Week 9 (belatedly) / Fall 2023: Sights and Sounds from a Walkout
This is not about a book. But about a “reading” that I did out in the world.
Two weeks ago, I attended my first academic conference—the American Studies Annual Meeting—in Montréal. The experience, perhaps because of my own making, had an intensity that I have never experienced. In short, I was having a hard time making choices—so I just did everything. And I was worn by the end of each day. But in a way that made me feel filled and engaged and inspired.

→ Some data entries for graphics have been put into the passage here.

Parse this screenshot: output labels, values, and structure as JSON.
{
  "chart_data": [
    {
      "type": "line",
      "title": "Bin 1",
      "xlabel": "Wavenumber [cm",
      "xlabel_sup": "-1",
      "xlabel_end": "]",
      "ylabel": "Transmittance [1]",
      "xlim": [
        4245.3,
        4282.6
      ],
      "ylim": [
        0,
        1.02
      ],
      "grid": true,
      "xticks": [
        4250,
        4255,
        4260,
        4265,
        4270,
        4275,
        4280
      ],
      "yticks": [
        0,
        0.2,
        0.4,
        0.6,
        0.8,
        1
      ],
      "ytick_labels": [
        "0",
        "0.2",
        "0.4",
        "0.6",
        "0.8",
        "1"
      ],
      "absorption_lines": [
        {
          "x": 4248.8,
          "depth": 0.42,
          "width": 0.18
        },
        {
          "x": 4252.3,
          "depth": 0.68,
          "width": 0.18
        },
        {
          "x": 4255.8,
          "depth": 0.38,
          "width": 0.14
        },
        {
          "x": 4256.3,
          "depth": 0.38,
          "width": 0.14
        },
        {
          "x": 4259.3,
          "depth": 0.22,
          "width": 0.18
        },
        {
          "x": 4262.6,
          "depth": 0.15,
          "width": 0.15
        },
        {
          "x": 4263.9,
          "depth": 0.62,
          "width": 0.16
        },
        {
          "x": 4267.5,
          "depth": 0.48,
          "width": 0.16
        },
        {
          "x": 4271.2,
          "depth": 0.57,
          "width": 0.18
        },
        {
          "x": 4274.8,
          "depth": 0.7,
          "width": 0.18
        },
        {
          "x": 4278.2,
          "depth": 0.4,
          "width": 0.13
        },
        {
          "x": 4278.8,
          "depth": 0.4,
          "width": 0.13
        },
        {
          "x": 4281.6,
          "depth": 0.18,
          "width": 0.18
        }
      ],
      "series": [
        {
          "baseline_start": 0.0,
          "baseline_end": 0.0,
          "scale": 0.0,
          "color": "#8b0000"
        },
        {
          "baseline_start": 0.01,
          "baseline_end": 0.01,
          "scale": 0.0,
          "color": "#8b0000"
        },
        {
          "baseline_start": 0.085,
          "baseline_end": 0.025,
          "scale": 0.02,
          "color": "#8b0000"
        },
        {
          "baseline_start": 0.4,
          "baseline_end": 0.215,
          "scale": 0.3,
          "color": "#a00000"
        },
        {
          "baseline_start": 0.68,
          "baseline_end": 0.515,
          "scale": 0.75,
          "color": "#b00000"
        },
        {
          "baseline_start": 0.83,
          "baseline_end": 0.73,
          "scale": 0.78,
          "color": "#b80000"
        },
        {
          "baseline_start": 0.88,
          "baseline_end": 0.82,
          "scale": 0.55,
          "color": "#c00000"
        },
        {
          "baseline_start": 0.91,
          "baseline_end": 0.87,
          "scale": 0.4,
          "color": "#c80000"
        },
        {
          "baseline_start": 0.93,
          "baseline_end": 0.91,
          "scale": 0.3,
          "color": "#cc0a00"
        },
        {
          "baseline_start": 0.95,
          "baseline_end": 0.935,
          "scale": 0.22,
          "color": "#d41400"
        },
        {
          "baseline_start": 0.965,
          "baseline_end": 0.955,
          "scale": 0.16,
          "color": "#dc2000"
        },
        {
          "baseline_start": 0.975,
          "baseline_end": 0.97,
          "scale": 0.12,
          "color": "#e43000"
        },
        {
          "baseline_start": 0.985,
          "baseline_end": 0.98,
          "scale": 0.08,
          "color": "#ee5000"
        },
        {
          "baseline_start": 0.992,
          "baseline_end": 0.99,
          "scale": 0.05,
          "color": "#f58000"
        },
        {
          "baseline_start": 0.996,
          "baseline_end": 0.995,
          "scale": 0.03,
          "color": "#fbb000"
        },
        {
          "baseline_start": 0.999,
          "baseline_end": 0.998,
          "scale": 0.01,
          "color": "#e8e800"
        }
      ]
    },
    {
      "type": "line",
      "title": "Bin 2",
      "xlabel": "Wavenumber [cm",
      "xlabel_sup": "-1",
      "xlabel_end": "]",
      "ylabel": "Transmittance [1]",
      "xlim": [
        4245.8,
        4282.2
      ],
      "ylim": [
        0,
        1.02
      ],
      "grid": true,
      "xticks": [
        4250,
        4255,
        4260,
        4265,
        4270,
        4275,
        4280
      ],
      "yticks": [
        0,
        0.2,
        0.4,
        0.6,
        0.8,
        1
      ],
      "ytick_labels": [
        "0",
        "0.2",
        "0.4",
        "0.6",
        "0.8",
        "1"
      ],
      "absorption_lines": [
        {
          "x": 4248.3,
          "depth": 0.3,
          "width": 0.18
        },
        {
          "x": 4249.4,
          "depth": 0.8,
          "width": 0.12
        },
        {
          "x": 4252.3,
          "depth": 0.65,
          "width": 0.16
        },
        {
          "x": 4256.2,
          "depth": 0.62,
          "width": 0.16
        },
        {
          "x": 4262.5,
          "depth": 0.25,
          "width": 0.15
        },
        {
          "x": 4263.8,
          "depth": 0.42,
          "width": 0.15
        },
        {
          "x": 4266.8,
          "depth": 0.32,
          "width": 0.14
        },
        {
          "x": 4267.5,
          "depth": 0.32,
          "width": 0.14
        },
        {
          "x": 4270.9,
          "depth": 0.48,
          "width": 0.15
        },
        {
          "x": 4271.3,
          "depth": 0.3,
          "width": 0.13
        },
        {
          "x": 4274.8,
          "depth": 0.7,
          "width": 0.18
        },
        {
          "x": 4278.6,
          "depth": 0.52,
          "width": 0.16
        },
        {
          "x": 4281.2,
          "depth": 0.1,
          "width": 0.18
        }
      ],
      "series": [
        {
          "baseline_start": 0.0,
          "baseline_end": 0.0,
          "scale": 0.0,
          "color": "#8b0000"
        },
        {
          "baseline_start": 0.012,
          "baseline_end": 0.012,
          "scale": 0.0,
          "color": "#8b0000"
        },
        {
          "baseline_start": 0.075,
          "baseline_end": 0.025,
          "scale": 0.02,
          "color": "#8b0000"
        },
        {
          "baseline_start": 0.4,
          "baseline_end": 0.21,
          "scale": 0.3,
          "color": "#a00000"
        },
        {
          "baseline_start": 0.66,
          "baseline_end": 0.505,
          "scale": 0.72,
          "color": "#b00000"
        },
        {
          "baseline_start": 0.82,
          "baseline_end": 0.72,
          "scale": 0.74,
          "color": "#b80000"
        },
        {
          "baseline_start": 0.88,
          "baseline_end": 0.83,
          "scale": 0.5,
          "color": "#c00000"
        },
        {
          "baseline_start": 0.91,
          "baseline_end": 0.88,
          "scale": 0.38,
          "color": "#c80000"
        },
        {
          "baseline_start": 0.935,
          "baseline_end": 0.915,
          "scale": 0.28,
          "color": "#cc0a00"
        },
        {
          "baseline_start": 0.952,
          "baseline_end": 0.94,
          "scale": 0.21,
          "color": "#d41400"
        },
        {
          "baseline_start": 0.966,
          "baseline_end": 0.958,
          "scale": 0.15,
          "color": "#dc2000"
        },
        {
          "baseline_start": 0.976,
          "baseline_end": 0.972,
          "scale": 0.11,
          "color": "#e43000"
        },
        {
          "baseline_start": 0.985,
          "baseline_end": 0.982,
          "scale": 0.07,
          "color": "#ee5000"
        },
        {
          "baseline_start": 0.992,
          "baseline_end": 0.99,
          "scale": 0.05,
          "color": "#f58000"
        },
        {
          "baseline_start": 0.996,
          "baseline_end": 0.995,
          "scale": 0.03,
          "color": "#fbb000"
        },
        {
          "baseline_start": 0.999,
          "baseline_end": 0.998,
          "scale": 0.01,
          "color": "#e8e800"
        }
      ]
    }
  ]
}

On the second day of the conference, the day after I had presented my paper, I began hearing rumblings about a Walkout for Palestine. My reactions to this feel complicated, and like something I don’t necessarily want to publish onto the interweb without context, but suffice it to say, there was nuance. I understand the gesture. I am politically, and spiritually, aligned with the calls to action that students at Brown, for instance, have demanded of our University: for ceasefire, divestment, and protection of our Palestinian students, faculty, and staff. And, still, I could not help but to wonder about my classmates who were at the conference, black and brown folks who had paid their way to get to Montréal, maybe to present at a conference for the first time, whose panels were effectively being canceled.
And, frankly, I did not know if I wanted to participate, or if I wanted to stay behind and maybe be the lone audience member at a panel. In the weeks that have followed, I’ve had other conversations with fellow graduate students who wondered what it meant to stage a walkout that effectively cancels opportunities to engage in discussions of empire and capitalism and antiblackness and war. I have a lot of thoughts about how it was all done, and who it was for, and who it impacted, what we were walking out from (in contrast to student protestors who are staging a walkout in opposition to their institutions), but that’s not actually what I wanted to talk about here. Not today anyways.
So, the short of it is that, after a conversation with a friend on the morning of the walkout, I decided to go. It was something between resignation and curiosity: I was not sure if people would actually be holding their panels anymore that afternoon, and there was no way (that I was privy to) to find out—and, I figured I would just go and see how it felt to be out there.
And immediately, there was so much to read. The first thing I noticed was the way that people greeted each other: there was so much excitement, buzz, almost a thrill to be gathered out there. And I wondered about how such affects fit into the experience as a whole: how these affects, these feelings, expressions of emotion, fit into the point of being out there. And what we all understand the point to be. I was taken, similarly, by the chants—specifically, I was taken by the moments that followed the chants, which were filled with cheering and clapping, not dissimilar from a sporting event: a crowd singing the National Anthem, a crowd enacting The Wave™ successfully, a crowd effectively heckling the opposing team all at once—and then, cheering, celebrating the moment that preceded, the crowd congratulating itself. It felt like that: a chant about genocide, and then cheering. And I wondered how those two things could possibly map onto each other. Or what the cheering afforded the cheerers. I wondered a lot about the cops that facilitated the ability for this large crowd to take to the streets. I wondered about the majority of the chants being in English, even though most locals who I encountered throughout the week opened conversations with French. All toward wondering, I suppose, how long this had been planned.
Mostly, I wondered a lot about silence. About quiet. About what it would be like for our arrival into the space to feel solemn, instead. Like a funeral. Like a wake. Like a memorial. What it would feel like to not immediately go to find our friends, to be texting as we gathered, to be catching up as we waited for the moment to begin. What it would feel like to the cops, or the people we passed on the streets, to see hundreds? thousands? gathered in silence. I wondered if that could unsettle the things that we expect from protest. If it might open something up about how we understand the world and our places in it. And if it would feel differently in my own body. I was acutely aware of the ways that I longed for solemnity throughout the whole of it, and found my head cast downward, my hands clasped behind my back, an inward turn marked by slower, quieter steps—and I wondered what that meant about me. And my relationship to moments like these.